The C of Red at the Saddledome
The C of Red was a Calgary Flames playoff tradition where every fan in the Saddledome wore red, and the building filled with a single colour from ice level to the upper bowl. The tradition started in 1986, peaked during the 2004 Cup run, and made the Saddledome one of the most televised home crowds in NHL history.
How it started, 1986
The 1986 Smythe Division Final between Calgary and Edmonton was the first NHL playoff series where Saddledome fans coordinated to wear red en masse. The Calgary Sun and the Calgary Herald printed full-page red panels that fans could hold up. The team distributed Red sticks (foam noisemakers in red) at the gates. By Game 5 the building was uniformly red, in a way that played dramatically on Hockey Night in Canada broadcasts.
The tradition stuck. Through the rest of the 1980s, every Saddledome playoff game saw fans dressed in red. The team encouraged it; broadcasters loved it; opposing teams remarked that the building felt different from any other in the league.
The 2004 peak
The C of Red reached its absolute peak during the 2004 Cup run. Calgary, captained by Jarome Iginla, surprised the league by reaching the Stanley Cup Final after years of rebuilding. Every Saddledome home game during that run was packed, red, deafening. Fans started lining up outside the building hours before puck drop. The Red Mile, named for the colour as much as for the geography along 17th Avenue SW, started forming after every win.

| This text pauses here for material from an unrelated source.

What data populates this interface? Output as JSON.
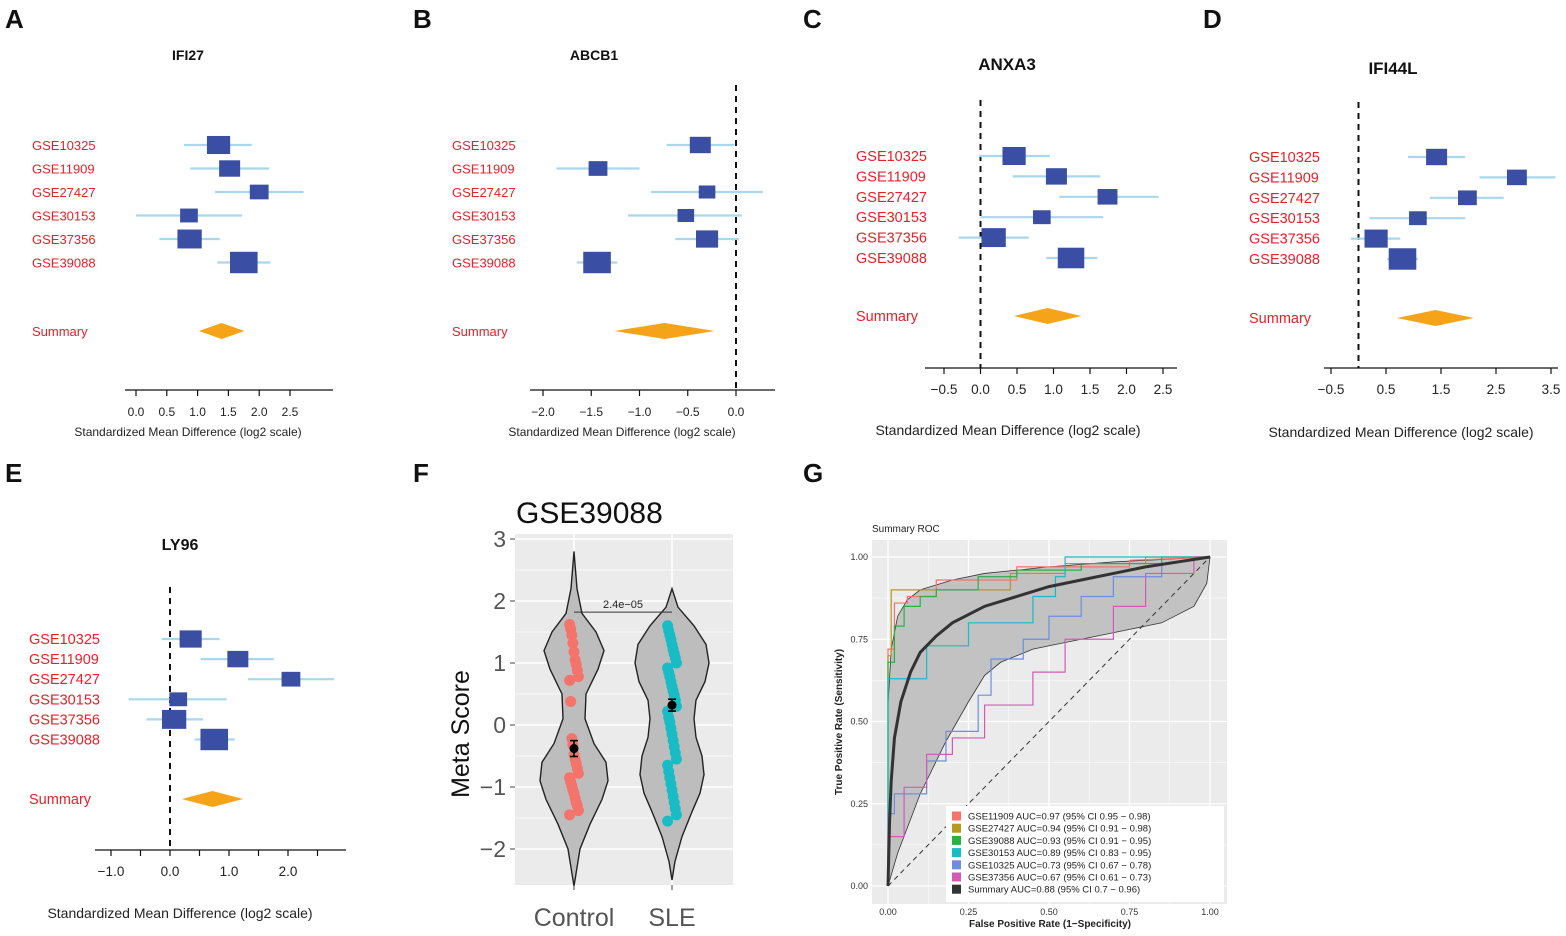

For Calgarians who watched the 2004 run, the C of Red wasn't just a stadium aesthetic. It was a way of identifying each other on the streets afterward. If you were wearing red, you were one of us. The shirt itself wasn't necessarily a Flames jersey; sometimes it was a t-shirt, a sweater, a hat. Red was the entry ticket to the city's collective mood that spring.
The anatomy
The Saddledome's official capacity for hockey is 19,289. During the C of Red era, the question wasn't whether 19,000 fans would wear red; it was whether the few who didn't would feel uncomfortable enough to wear red anyway. Visiting fans typically did wear red, just to blend in. The cumulative effect, broadcast on television, was a wall of colour with no breaks.
The colour's source: the Flames' primary jersey since the franchise moved to Calgary in 1980 has been red, with white and gold accents. Calgary's CFL team, the Stampeders, also wear red. The 1988 Calgary Olympics chose red as the dominant colour for marketing. By the time the C of Red emerged in 1986, red was already the city's colour. The C of Red was the synthesis of all of it.
Why it mattered to opposing teams
The Saddledome's acoustics aren't great by modern standards. The building's hyperbolic-paraboloid roof traps sound in patterns that engineers have called inconsistent. But during a packed playoff night with the C of Red, the building got loud in a sustained way that visiting players described as different from other arenas. Wayne Gretzky once said in an interview that the only NHL building louder than the Saddledome on a playoff night was the Bell Centre in Montreal, and only sometimes.
The visual unity helped. Players said the wall of red made the room feel smaller than it was. The pace seemed faster. The pressure on visiting players, on penalty kills especially, was harder to push through.
The post-2004 era
After the 2004 Cup Final, the Flames went through years of less-successful seasons. The C of Red continued during home playoff games but with less intensity. By the 2010s, the tradition had faded somewhat. The team's branding has continued to lean on red, but the synchronized fan effort isn't quite what it was in the 1980s and 2004.
The 2022 playoff run, the first deep run in years, brought back some of the tradition. The home Battle of Alberta games in the second-round series against Edmonton were nearly all-red crowds again. The energy was real but it was, for veteran fans, slightly different from 2004. Fewer people had grown up with the tradition; more had just heard about it.
Where it goes
The Saddledome will host its final NHL playoff games in spring 2027 if the Flames qualify. If they do, expect a final, conscious return of the C of Red, partly out of nostalgia, partly out of the knowledge that this is the last time the tradition will exist in this building. The Scotia Place crowd will probably also wear red. But Scotia Place will be a different room.
The C of Red was a Saddledome thing more than a Flames thing. It existed because the building's geometry, the city's colour, and the playoff intensity of the 1980s all aligned. New buildings don't easily inherit traditions like that. The C of Red, in its purest form, is one of the things Calgary loses when the Saddledome comes down.